Antes de las
vacaciones de verano me dijo Oppenheimer que había visto en Jussieu el anuncio de un Volkswagen sedán
convertible que alguien quería vender y me dio el teléfono.
Alguna vez escribiré el elogio de ese
tipo de automóviles, que los alemanes llaman “Käfer”, escarabajo, y que aquí
conocemos como “vochitos”, aunque debería ser “bochitos” (de “boche” o alemán).

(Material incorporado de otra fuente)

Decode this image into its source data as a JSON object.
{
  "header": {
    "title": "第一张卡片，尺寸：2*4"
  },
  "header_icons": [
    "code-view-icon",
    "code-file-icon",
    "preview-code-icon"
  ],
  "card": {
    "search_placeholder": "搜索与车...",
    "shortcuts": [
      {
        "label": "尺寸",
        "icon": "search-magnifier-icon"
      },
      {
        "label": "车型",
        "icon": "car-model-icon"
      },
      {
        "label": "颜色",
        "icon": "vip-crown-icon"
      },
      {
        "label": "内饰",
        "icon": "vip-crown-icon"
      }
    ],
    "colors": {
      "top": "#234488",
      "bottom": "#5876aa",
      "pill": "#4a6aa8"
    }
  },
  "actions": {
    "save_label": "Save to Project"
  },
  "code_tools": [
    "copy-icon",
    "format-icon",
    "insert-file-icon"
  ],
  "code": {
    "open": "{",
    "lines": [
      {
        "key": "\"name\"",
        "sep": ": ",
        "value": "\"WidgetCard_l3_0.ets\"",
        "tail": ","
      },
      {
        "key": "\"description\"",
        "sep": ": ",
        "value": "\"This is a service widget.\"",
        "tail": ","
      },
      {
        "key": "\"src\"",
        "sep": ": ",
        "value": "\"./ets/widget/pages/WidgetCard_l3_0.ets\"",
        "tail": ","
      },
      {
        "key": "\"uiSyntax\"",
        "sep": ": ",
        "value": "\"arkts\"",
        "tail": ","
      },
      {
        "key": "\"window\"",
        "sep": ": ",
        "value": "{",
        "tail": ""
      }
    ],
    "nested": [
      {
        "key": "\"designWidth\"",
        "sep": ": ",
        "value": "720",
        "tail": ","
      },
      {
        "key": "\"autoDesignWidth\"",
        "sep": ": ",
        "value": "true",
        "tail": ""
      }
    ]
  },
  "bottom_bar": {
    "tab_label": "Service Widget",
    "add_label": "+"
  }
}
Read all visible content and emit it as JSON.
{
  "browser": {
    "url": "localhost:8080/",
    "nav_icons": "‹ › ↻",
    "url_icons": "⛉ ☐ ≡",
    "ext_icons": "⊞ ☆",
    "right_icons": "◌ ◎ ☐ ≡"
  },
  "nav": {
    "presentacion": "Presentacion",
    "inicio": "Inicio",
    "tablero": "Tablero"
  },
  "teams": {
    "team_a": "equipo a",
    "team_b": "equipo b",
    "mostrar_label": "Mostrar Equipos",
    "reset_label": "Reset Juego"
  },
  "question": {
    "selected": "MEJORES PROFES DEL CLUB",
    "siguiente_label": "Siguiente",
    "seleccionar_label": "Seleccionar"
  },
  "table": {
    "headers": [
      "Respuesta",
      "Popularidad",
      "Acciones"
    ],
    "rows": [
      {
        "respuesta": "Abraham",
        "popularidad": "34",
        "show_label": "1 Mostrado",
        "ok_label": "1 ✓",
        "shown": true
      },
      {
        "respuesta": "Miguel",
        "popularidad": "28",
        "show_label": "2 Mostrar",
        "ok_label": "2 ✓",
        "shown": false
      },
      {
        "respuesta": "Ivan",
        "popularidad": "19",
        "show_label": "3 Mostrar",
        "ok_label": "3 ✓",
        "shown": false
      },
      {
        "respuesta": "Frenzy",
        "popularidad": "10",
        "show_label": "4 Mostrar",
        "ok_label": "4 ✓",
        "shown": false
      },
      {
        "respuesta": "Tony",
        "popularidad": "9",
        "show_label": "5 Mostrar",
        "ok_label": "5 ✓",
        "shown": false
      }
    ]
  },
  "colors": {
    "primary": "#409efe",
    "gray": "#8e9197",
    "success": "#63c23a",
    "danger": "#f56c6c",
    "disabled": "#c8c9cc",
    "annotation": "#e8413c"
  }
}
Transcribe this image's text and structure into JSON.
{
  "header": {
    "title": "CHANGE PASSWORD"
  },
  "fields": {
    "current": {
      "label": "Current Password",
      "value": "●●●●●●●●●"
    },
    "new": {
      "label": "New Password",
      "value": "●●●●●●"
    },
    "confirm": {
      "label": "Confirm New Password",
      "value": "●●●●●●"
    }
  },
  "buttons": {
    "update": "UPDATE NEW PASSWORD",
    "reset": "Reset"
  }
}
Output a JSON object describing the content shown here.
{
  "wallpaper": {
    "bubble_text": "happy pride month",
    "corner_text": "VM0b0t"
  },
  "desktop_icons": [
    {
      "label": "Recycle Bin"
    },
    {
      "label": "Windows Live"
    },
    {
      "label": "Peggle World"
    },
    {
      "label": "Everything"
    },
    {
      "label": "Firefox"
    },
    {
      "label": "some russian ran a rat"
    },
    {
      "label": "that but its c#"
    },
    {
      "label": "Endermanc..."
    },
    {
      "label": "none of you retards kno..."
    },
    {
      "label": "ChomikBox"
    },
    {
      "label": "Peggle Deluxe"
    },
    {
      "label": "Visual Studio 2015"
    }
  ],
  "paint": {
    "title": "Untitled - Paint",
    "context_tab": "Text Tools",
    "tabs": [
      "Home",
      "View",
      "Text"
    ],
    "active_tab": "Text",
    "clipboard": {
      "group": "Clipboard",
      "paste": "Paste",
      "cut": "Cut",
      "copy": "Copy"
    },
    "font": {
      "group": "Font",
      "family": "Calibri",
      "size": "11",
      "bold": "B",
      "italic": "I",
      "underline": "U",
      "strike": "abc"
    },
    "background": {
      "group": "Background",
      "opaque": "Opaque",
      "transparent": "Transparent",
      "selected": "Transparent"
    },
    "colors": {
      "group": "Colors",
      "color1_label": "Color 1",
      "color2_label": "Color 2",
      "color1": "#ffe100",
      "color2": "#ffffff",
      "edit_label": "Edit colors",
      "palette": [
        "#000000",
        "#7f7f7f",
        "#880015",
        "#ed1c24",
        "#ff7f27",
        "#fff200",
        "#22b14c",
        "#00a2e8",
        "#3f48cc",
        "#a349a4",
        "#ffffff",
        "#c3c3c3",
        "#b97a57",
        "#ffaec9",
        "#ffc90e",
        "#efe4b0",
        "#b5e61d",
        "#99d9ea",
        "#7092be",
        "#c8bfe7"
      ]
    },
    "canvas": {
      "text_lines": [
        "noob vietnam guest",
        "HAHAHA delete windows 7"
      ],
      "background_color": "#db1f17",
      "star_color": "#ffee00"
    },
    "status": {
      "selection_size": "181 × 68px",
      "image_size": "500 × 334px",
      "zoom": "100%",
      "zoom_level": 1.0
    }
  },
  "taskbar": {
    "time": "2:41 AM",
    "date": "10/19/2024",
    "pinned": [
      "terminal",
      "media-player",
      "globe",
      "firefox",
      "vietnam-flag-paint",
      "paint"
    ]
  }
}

Llamé al propietario y trajo el
escarabajo al Fleurus, un café frente a la Cité Universitaire, para que lo
viera Reinhard, quien me iba a asesorar.
Tenía un color azul plomo y el tablero
parecía de caoba. -¿Cuánto pide?, me
preguntó, después de revisarlo.
-Tres mil quinientos francos.
- Cómpralo-, me dijo. Mañana lo podemos
vender por cuatro mil quinientos o cinco mil.
El seguro me costó unos mil quinientos
francos, gracias a la mutual de los profesores.
Y así decidí pasar las vacaciones en
Heidelberg, donde otro amigo, Mowitz, me había prometido dejarme su apartamento
mientras se iba de vacaciones.
Mi experiencia al volante era limitada.
Cuando tenía yo diecisiete o dieciocho años le
pedí a mi tío Paco que me enseñara a manejar, pero alegaba que le iba a
estropear los engranes de un vochito y una “troca” que tenía. Mi padre nunca
tenía tiempo y menos paciencia. Por eso, Raquel, su (tercera) esposa me enseñó
a manejar y luego Galván me permitió practicar en la loma de rectoría y el área
junto al Estadio, antes de vender su Volvo.
En Toulouse, tomé un curso, memoricé el
código de la ruta y pensaba presentar un
examen, pero algunos amigos me dijeron que costaba una buena suma y “nadie lo
pasa a la primera”; por lo general te reprueban y tienes que pagar otro curso y
un nuevo examen. Con suerte, a la tercera te dan el permiso. Hay que gastar el
equivalente a unos mil euros para obtenerlo y
ahora si uno acumula infracciones, se lo quitan.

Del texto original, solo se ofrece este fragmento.